PolyRec : Polynomial Attention for Enhanced Sequential Recommendation

Authors: Peichen Ji, Jiwei Qin, Jie Ma, and Yanping Chen
Conference: ICIC 2025 Posters, Ningbo, China, July 26-29, 2025
Pages: 2300-2314
Keywords: Sequential recommendation,Dimensional collapse,Polynomial

Abstract

The self-attention mechanism has been widely adopted in sequential recommendation due to its powerful capability in modeling long-range dependencies. However, as the number of attention layers increases, user embedding vectors tend to collapse into a low-dimensional subspace. This collapse of embedding space leads to overly concentrated user distributions, resulting in the dimensional collapse phenomenon.

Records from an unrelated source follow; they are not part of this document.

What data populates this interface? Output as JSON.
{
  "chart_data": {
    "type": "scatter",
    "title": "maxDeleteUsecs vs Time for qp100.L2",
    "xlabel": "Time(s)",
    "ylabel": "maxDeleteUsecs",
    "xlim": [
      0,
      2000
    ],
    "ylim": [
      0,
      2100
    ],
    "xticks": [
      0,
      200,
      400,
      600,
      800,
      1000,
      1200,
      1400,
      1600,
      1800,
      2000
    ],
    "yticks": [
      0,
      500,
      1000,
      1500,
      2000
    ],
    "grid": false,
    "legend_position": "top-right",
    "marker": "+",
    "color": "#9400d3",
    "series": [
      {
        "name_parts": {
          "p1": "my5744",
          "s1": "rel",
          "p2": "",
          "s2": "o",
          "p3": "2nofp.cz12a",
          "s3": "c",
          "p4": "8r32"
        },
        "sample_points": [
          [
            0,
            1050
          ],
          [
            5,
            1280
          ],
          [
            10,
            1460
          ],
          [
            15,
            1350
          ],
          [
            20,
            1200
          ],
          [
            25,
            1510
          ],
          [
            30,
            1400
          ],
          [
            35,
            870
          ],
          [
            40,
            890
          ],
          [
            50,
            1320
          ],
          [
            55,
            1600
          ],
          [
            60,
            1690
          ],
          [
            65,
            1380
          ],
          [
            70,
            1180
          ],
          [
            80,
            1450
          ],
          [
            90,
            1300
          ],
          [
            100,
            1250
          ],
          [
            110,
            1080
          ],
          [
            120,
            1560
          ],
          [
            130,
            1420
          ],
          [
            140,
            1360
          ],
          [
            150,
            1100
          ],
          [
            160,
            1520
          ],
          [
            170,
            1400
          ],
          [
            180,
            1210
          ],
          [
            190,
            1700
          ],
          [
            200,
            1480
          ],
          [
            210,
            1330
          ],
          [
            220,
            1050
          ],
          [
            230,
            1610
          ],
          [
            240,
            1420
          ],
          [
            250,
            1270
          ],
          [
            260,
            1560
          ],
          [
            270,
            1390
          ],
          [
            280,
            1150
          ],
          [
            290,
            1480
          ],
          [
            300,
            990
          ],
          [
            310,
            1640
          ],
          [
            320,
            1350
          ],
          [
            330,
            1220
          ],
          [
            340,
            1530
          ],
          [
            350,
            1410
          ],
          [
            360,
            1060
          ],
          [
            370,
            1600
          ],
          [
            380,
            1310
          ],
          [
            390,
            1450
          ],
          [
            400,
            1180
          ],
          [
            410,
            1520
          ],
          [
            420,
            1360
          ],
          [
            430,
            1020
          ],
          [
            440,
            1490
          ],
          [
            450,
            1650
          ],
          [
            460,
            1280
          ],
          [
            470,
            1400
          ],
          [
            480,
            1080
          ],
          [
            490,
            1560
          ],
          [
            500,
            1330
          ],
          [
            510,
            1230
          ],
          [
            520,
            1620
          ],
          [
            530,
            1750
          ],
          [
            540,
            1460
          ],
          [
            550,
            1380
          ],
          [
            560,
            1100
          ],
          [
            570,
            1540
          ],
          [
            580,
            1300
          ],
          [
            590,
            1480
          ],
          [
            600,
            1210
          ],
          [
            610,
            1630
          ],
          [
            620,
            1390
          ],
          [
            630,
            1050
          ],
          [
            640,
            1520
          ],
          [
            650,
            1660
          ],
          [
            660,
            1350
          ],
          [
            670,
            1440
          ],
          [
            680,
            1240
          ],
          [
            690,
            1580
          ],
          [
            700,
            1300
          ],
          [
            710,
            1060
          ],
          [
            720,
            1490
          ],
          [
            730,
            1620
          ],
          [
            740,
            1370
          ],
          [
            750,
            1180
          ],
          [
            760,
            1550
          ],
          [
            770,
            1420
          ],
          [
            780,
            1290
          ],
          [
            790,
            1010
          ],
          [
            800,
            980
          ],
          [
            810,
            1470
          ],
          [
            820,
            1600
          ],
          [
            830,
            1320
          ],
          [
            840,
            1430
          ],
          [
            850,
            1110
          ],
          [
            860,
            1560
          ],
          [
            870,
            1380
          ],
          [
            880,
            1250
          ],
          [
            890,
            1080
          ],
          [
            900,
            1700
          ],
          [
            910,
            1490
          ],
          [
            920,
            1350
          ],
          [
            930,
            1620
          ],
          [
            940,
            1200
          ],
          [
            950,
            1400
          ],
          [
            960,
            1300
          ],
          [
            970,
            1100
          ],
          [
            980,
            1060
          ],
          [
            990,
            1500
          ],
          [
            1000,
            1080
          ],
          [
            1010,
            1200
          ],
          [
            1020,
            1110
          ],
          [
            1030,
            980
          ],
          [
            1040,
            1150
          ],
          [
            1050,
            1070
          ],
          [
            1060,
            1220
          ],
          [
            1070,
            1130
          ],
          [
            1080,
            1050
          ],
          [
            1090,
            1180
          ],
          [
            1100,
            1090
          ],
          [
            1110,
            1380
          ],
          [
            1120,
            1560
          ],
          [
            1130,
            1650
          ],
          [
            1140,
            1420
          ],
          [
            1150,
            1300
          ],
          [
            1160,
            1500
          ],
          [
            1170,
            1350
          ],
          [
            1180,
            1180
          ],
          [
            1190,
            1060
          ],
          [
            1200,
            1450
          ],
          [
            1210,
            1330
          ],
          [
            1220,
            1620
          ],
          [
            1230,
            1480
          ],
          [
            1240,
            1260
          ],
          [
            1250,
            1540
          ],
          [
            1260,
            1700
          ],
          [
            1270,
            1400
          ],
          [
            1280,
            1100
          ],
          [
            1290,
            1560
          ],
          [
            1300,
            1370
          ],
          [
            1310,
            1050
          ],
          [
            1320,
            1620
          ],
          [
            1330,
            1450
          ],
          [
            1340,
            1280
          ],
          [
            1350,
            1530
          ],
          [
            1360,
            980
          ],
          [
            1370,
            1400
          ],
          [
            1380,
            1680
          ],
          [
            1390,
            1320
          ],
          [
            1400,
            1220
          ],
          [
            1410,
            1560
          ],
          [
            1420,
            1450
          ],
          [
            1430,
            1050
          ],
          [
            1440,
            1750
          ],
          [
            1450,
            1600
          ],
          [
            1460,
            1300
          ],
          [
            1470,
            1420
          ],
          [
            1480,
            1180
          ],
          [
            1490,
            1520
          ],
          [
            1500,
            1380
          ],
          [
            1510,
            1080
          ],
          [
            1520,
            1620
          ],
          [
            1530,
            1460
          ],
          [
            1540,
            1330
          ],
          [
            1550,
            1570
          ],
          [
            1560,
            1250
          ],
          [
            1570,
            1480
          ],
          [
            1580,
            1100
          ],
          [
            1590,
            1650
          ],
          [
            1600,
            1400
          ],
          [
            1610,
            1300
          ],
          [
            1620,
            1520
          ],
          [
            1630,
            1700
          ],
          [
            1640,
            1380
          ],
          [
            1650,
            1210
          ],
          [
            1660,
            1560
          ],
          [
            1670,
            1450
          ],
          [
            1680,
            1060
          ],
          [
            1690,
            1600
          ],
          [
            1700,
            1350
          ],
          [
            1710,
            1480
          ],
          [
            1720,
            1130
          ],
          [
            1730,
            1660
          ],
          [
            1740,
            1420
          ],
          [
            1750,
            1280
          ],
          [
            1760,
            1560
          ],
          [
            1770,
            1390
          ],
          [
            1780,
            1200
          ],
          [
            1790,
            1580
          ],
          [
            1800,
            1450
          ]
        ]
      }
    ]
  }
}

The increased similarity among user embedding representations makes it challenging for the model to distinguish between different users, ultimately causing recommendation results to become homogenized. To mitigate this issue, we propose a novel sequential recommendation model named Polynomial Attention for enhanced Sequential Recommendation PolyRec , which alleviates spatial collapse and improves the distribution of user representations. Firstly, the model can better capture high-order structural information through the incorporation of high-order polynomial terms. Simultaneously, leveraging the orthogonality and optimal approximation properties of Chebyshev coefficients stabilizes the parameter training process and enhances the representation capability of the attention mechanism. Furthermore, we conduct a theoretical analysis to demonstrate that during neural networks' aggregation of target information, feature representations are prone to being squeezed by noise and redundant information, thereby exacerbating dimensional collapse. Therefore, by introducing Fourier transforms, we truncate the traditional residual connections in the frequency domain. This approach effectively retains more important information, thereby alleviating the over-squashing phenomena. Experimental evaluations on four benchmark datasets demonstrate that our model outperforms other baseline methods in recommendation accuracy.